Although the link between children’s institutions and human trafficking was recognised by the United Nations General Assembly in 2019, there are few examples of it being effectively tackled.
Millions of children worldwide continue to be exposed to institution-related human trafficking.
Our report also casts spotlights on three key factors that drive institution-related trafficking:
- Funding for institutions
- Orphanage tourism and volunteering (‘voluntourism’)
- Migrant and refugee children being left unaccompanied.
As the refugee crisis escalates, and as humanitarian disasters continue to drive misplaced philanthropy, the report calls for immediate action to break these harmful cycles of exploitation and to protect vulnerable children across the globe.
To prioritise care reform, adopt laws, such as the model law included in the report, on institution-related child trafficking and improve data collection and monitoring. To stamp out orphanage tourism and get specialist support to children in care.
LAW ENFORCEMENT, CHILD PROTECTION ACTORS AND CARE PROVIDERS
To make sure children in care get expert, informed support and information to know their rights, protect themselves and live well.
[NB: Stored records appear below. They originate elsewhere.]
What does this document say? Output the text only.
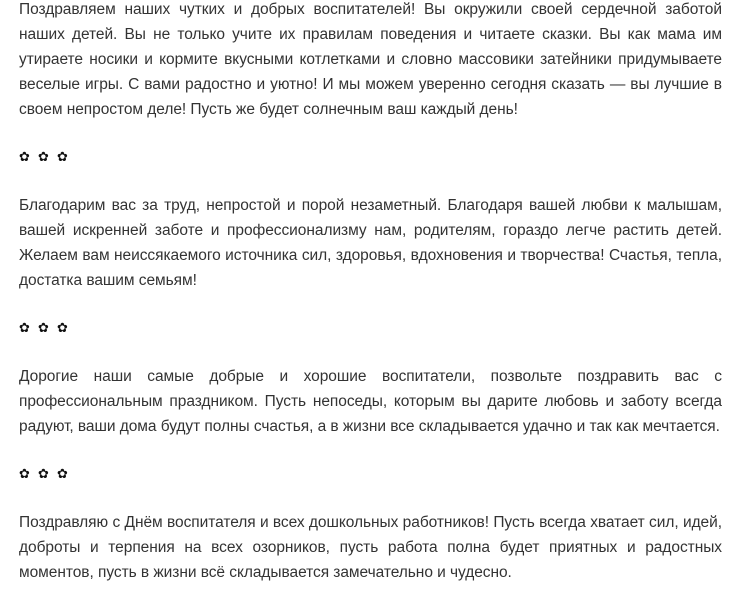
Поздравляем наших чутких и добрых воспитателей! Вы окружили своей сердечной заботой наших детей. Вы не только учите их правилам поведения и читаете сказки. Вы как мама им утираете носики и кормите вкусными котлетками и словно массовики затейники придумываете веселые игры. С вами радостно и уютно! И мы можем уверенно сегодня сказать — вы лучшие в своем непростом деле! Пусть же будет солнечным ваш каждый день!

✿ ✿ ✿

Благодарим вас за труд, непростой и порой незаметный. Благодаря вашей любви к малышам, вашей искренней заботе и профессионализму нам, родителям, гораздо легче растить детей. Желаем вам неиссякаемого источника сил, здоровья, вдохновения и творчества! Счастья, тепла, достатка вашим семьям!

✿ ✿ ✿

Дорогие наши самые добрые и хорошие воспитатели, позвольте поздравить вас с профессиональным праздником. Пусть непоседы, которым вы дарите любовь и заботу всегда радуют, ваши дома будут полны счастья, а в жизни все складывается удачно и так как мечтается.

✿ ✿ ✿

Поздравляю с Днём воспитателя и всех дошкольных работников! Пусть всегда хватает сил, идей, доброты и терпения на всех озорников, пусть работа полна будет приятных и радостных моментов, пусть в жизни всё складывается замечательно и чудесно.
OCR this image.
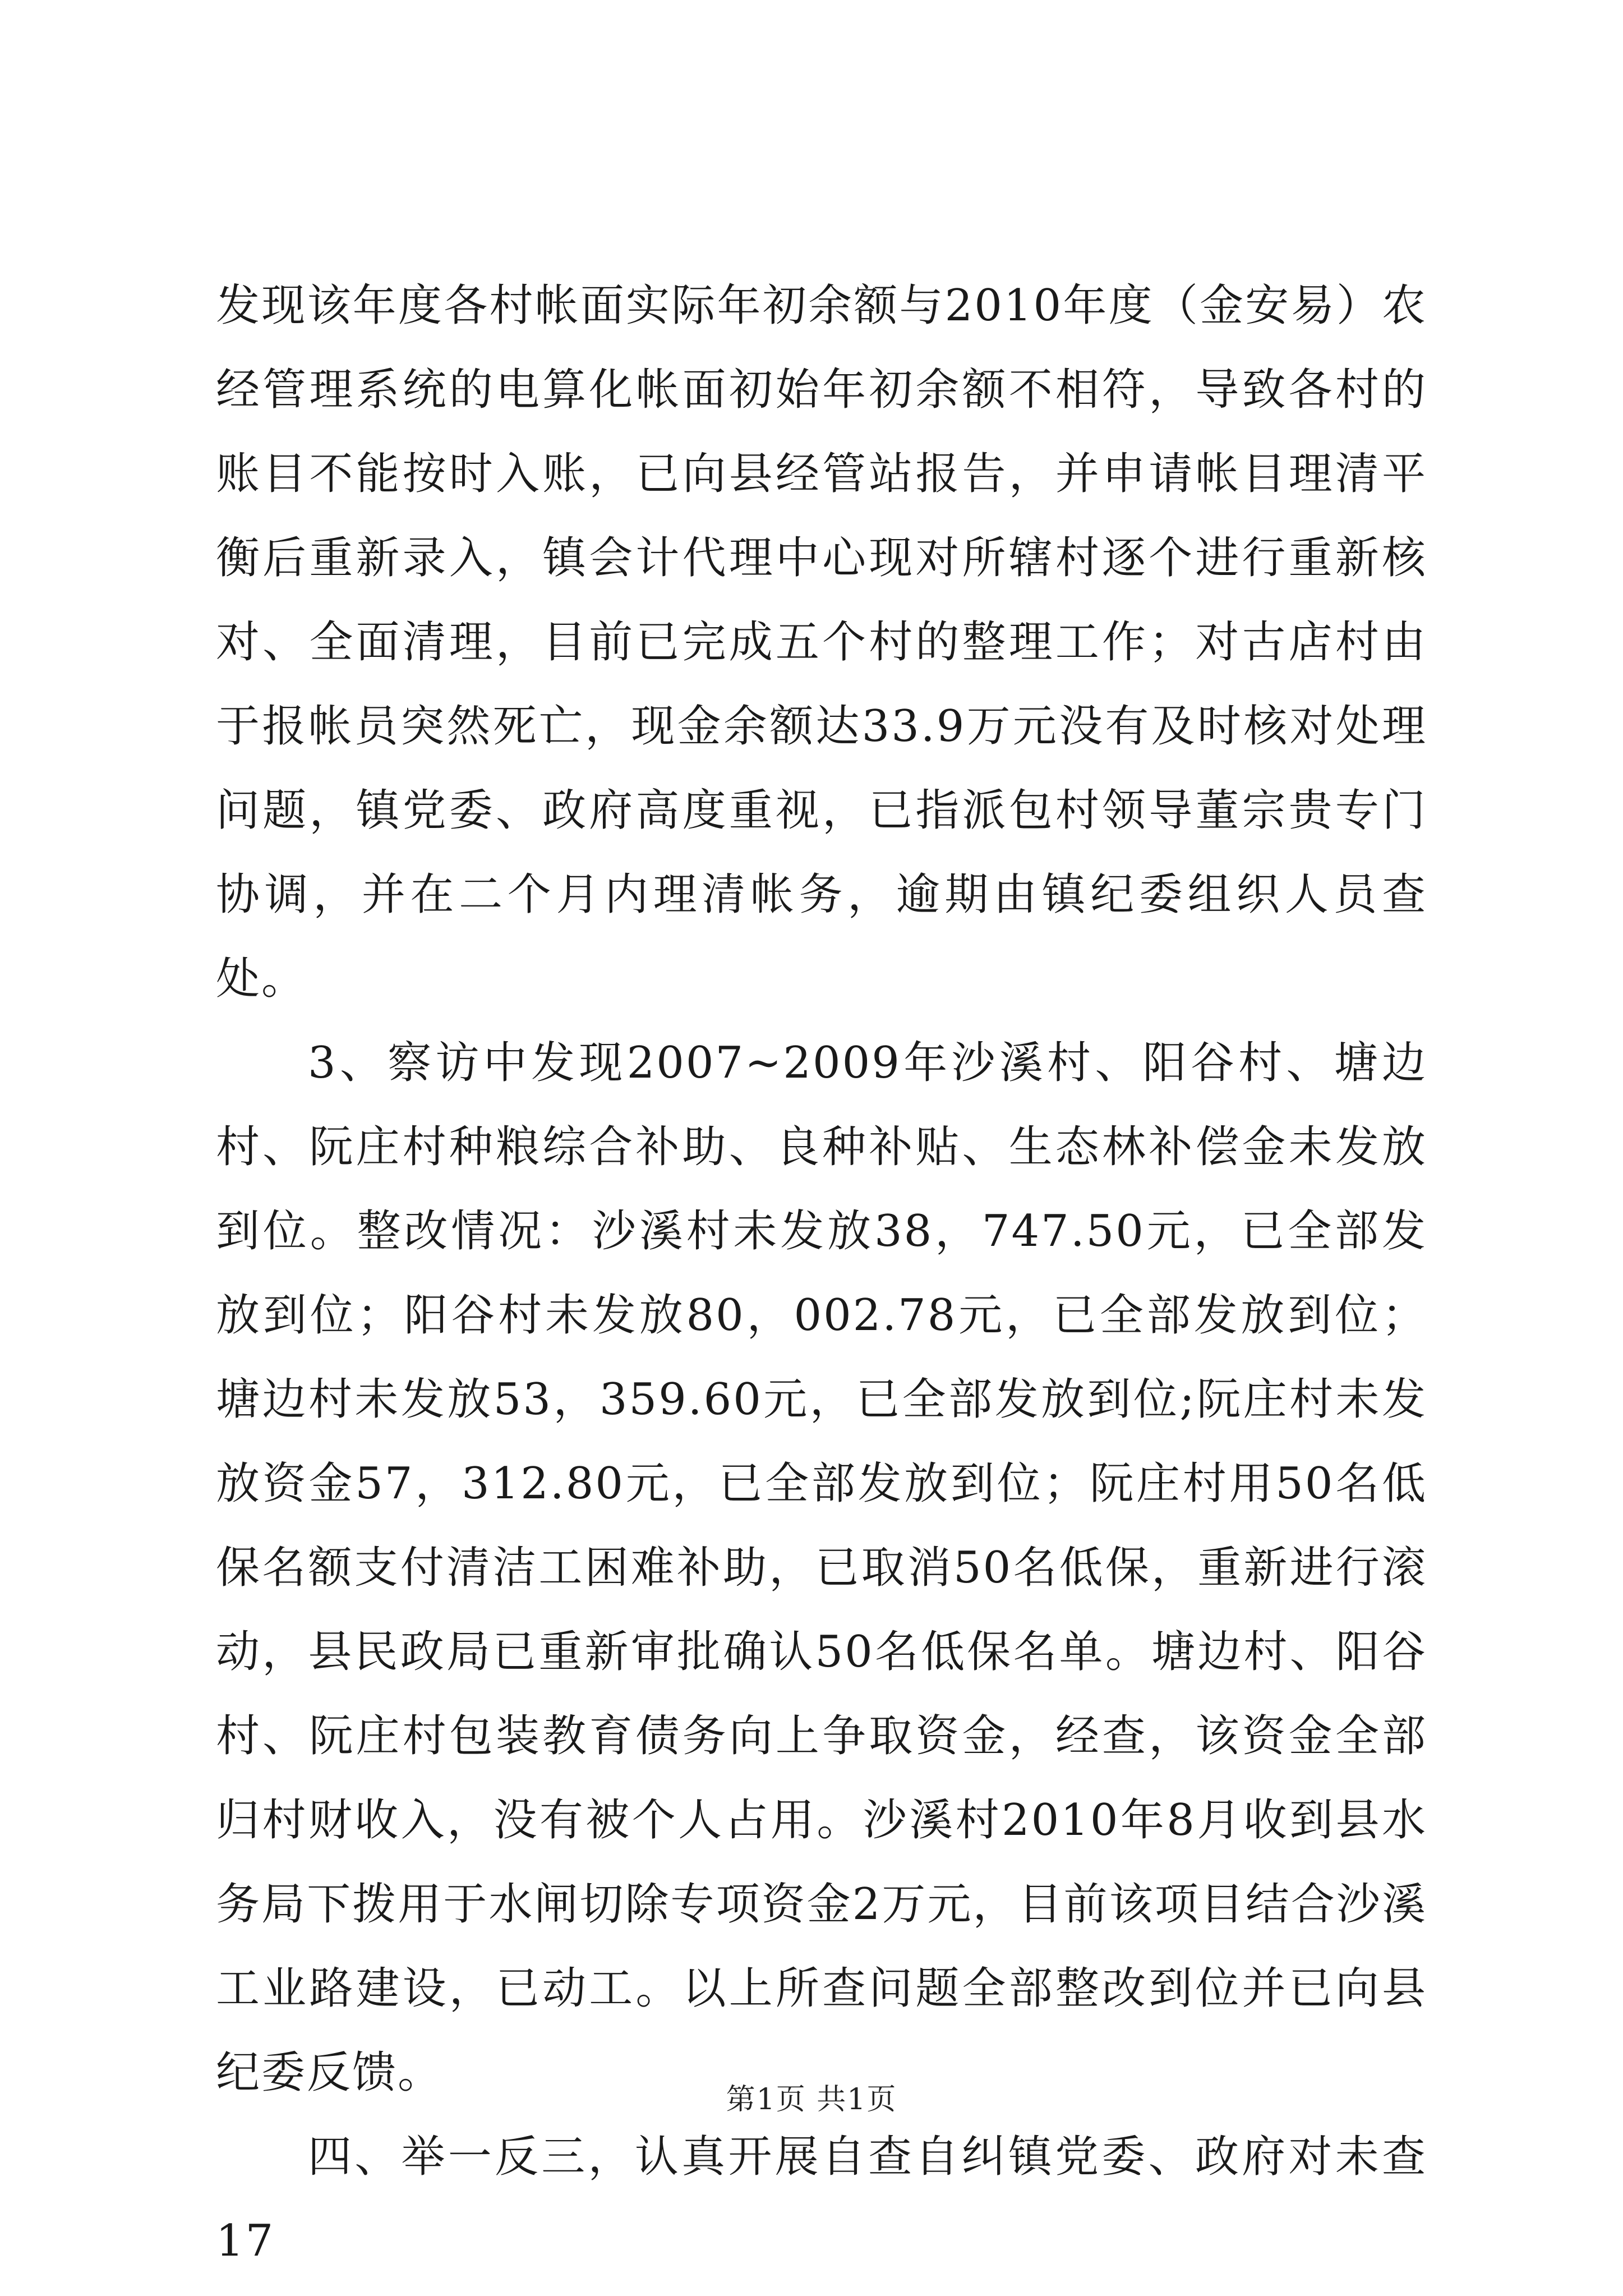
发现该年度各村帐面实际年初余额与2010年度（金安易）农经管理系统的电算化帐面初始年初余额不相符，导致各村的账目不能按时入账，已向县经管站报告，并申请帐目理清平衡后重新录入，镇会计代理中心现对所辖村逐个进行重新核对、全面清理，目前已完成五个村的整理工作；对古店村由于报帐员突然死亡，现金余额达33.9万元没有及时核对处理问题，镇党委、政府高度重视，已指派包村领导董宗贵专门协调，并在二个月内理清帐务，逾期由镇纪委组织人员查处。

3、察访中发现2007~2009年沙溪村、阳谷村、塘边村、阮庄村种粮综合补助、良种补贴、生态林补偿金未发放到位。整改情况：沙溪村未发放38，747.50元，已全部发放到位；阳谷村未发放80，002.78元，已全部发放到位；塘边村未发放53，359.60元，已全部发放到位;阮庄村未发放资金57，312.80元，已全部发放到位；阮庄村用50名低保名额支付清洁工困难补助，已取消50名低保，重新进行滚动，县民政局已重新审批确认50名低保名单。塘边村、阳谷村、阮庄村包装教育债务向上争取资金，经查，该资金全部归村财收入，没有被个人占用。沙溪村2010年8月收到县水务局下拨用于水闸切除专项资金2万元，目前该项目结合沙溪工业路建设，已动工。以上所查问题全部整改到位并已向县纪委反馈。

四、举一反三，认真开展自查自纠镇党委、政府对未查17

第1页 共1页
To get regular guidance and training in place – so systems are safe, without gaps for children to fall through.
VOLUNTEERS, TOURISTS AND AGENCIES
To understand that treating childcare institutions as sightseeing or skills-building opportunities puts children at risk, and to overhaul their policies and processes to make sure they’re not feeding cycles of exploitation.
To understand these cycles of exploitation too, following the trails of their donations so they don’t end up in dangerous pockets but support long-term, positive change. To safely phase out their funding to institutions, instead investing in family and community care settings where children can thrive.
Lina Gyllensten, Acting Director of Evidence, Advocacy and Campaigns at Lumos, said:
“Lumos’ report shows that institutions are playing a significant role in many instances of child exploitation and abuse around the world. Vulnerable children are being trapped in a complex web of institution-related trafficking and are being repeatedly exposed to multiple forms of harm. The compelling evidence and first-hand experience presented in this report demand that urgent action must be taken to address the factors that drive this kind of trafficking, to protect children and to bring perpetrators to justice. It is time to break these cycles of exploitation.”
Parosha Chandran, author of the report’s model law and barrister at One Pump Court, said:
“I suspect that many people will be shocked by this report. They may recognise themselves as a well-intentioned orphanage volunteer, or as a generous donor who has supported children left vulnerable after a humanitarian disaster. Reading what follows may be the first time that they realise that they’d unwittingly played a part in propping up a harmful ecosystem in which children, most of whom have at least one living parent, act as commodities in an industry of profit-making orphanages.”